By James Yeo //
May 10, 2021
By James Yeo //
May 10, 2021

By now, you would already have heard of the news – SPH has proposed to hive off the SPH Media business into a not-for-profit organization.

This is due to the consistent revenue decline and earnings drag of the media business and SPH’s inclination to focus on the property business.

Although this deal makes sense on a business footing, it has garnered HUGE amount of attention with the wrong funny reasons… and i have tabulated some of the interesting links below:

There are also many financial bloggers coming out with their own articles on this ‘never-before-seen’ deal in Singapore.

With that said, we would also provide our own take – specifically on the total package injected into SPH media and how to value SPH going forward.

Impact of SPH Media Deal

As part of the deal, SPH will provide a one-off consideration of S$351.3 million in the form of cash, shares, issued capital and property leases to the new entity.

SPH Media structure

This package includes around liquid assets of S$110m comprising of:

  • S$80 mil in cash
  • ~S$20 mil from 23.4m SPH REIT units
  • ~S$10 mil from 6.9m SPH shares
  • SPH’s stakes in 4 of its digital media investments

If we consider the NAV instead of market value of the leases, then the contribution from SPH would amount to S$238 million as shown in the presentation slide below.

SPH NAV post restructuring

Correspondingly, its NAV per share will also come to $2.08 after proposed restructuring. Including the one-off restructuring adjustments, SPH’s 1HFY21 net profits will reverse from S$85 mil profit to a loss of S$122 mil.

In addition, 1H2021 operating revenue will fall by 46.3% from S$417 million to just S$224 million. However, operating profit will increase by 9.4% to S$117 million, implying a pretty decent operating profit margins of 52%.

Moreover, investors can expect less volatility in future earnings because it will then be mostly driven by properties, which is more stable in nature.

Long story short, its more of a short-term pain, long-term pain kind of a drastic move. One that many SPH investors are angry of though…

Why Investors are Taking Umbrage at this Deal

The negativity surrounding this deal is so profound and evident in the SPH share price chart…

SPH stock price

SPH stock price crashed 15.08% from S$1.79 to S$1.52 on 7 May 2021, the day after the trading halt was lifted.

Like what TheGoodInvestors.sg shared, the existing SPH shareholders are losing out in this deal because the company is effectively ‘donating’ a part of it out at a loss.

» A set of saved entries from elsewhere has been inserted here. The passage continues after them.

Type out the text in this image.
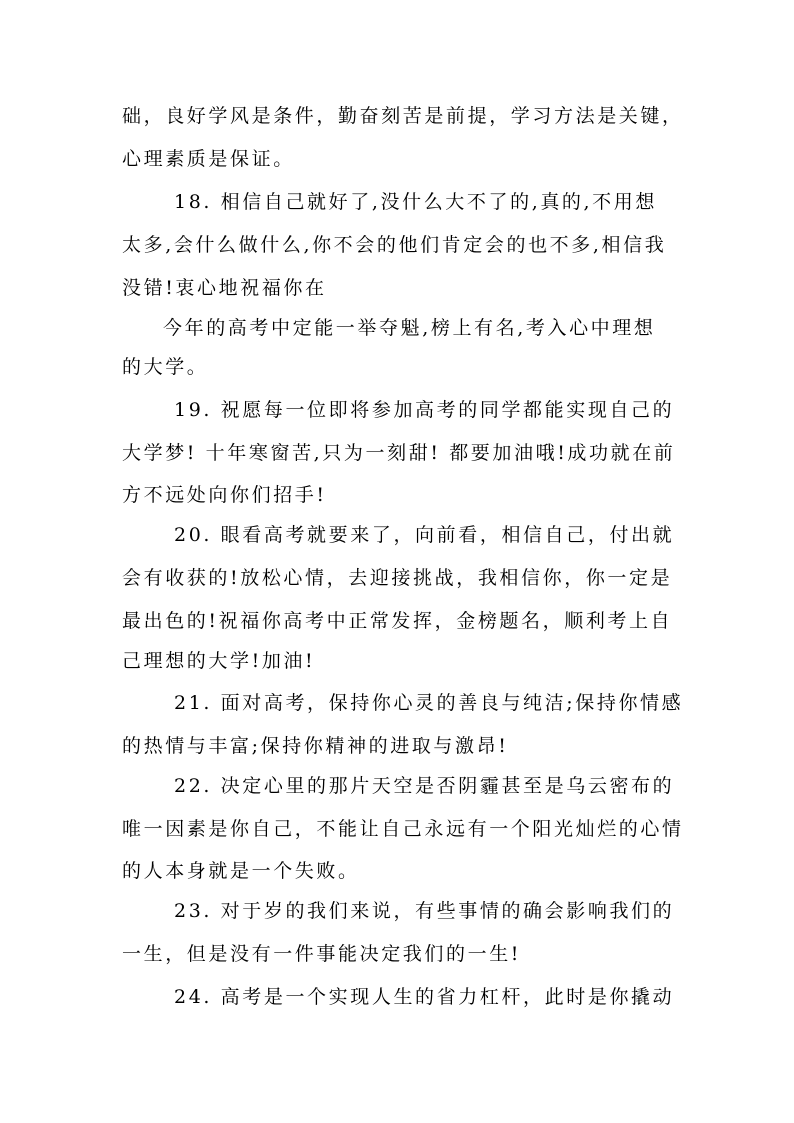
础，良好学风是条件，勤奋刻苦是前提，学习方法是关键，
心理素质是保证。
18. 相信自己就好了,没什么大不了的,真的,不用想
太多,会什么做什么,你不会的他们肯定会的也不多,相信我
没错!衷心地祝福你在
今年的高考中定能一举夺魁,榜上有名,考入心中理想
的大学。
19. 祝愿每一位即将参加高考的同学都能实现自己的
大学梦! 十年寒窗苦,只为一刻甜! 都要加油哦!成功就在前
方不远处向你们招手!
20. 眼看高考就要来了，向前看，相信自己，付出就
会有收获的!放松心情，去迎接挑战，我相信你，你一定是
最出色的!祝福你高考中正常发挥，金榜题名，顺利考上自
己理想的大学!加油!
21. 面对高考，保持你心灵的善良与纯洁;保持你情感
的热情与丰富;保持你精神的进取与激昂!
22. 决定心里的那片天空是否阴霾甚至是乌云密布的
唯一因素是你自己，不能让自己永远有一个阳光灿烂的心情
的人本身就是一个失败。
23. 对于岁的我们来说，有些事情的确会影响我们的
一生，但是没有一件事能决定我们的一生!
24. 高考是一个实现人生的省力杠杆，此时是你撬动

A quick check on InvestingNote also shows that many readers are against the restructuring deal too…

SPH media vote

Despite all the gloom and doom, I do see that analysts covering SPH are quite positive and giving rather high target prices (at least above the closing price of $1.52).

With that, the question begets… is SPH a good buy at this price?

My Take on SPH’s Valuation

Over the years, SPH has done many acquisitions and venture/startup investment deals so its hard to pen down what are left after the SPH media ‘divorce’.

By taking reference from CIMB’s analyst report, I can see that majority of the assets left are property-based such as Aged care, SPH REIT, Seletar Mall, Students’ accommodation etc.

Here it is:

sph valuation

With that, it would make sense to compare SPH to other SG-listed property peers going forward.

sph property peers
Sourced from Shareinvestor.com

And looking at the above, SPH should trade at a lower Price/Nav compared to the 3 property giants with market caps bigger than SPH.

That said, if we take SPH’s NAV of $2.08 at face value (post-restructuring) and attribute a P/NAV of 0.7x, I am getting a price of S$1.46 for SPH. Even if we use a P/NAV ratio of 0.8x, it would be S$1.64.

Coupled with a near term earnings loss in FY2022F, the upside seems to be pretty limited. On the other end, SPH also mentioned that this carving out of SPH media is only the 1st step of the strategic review exercise and there may be more value-unlocking announcements going forward.

In conclusion, the options are rather open-ended for SPH right now. It can probably choose to spin-off its UK PBSA into a student accommodation REIT or inject Seletar Mall into its REIT. It may even issue rights or just borrow more to acquire new properties.

Hence, it can go either way – and investors may need to forgo their dividends while this transformation continues to take shape. With a potentially poor risk-reward ratio, SPH’s shares may not be the one many people should ‘bargain hunt’ right now.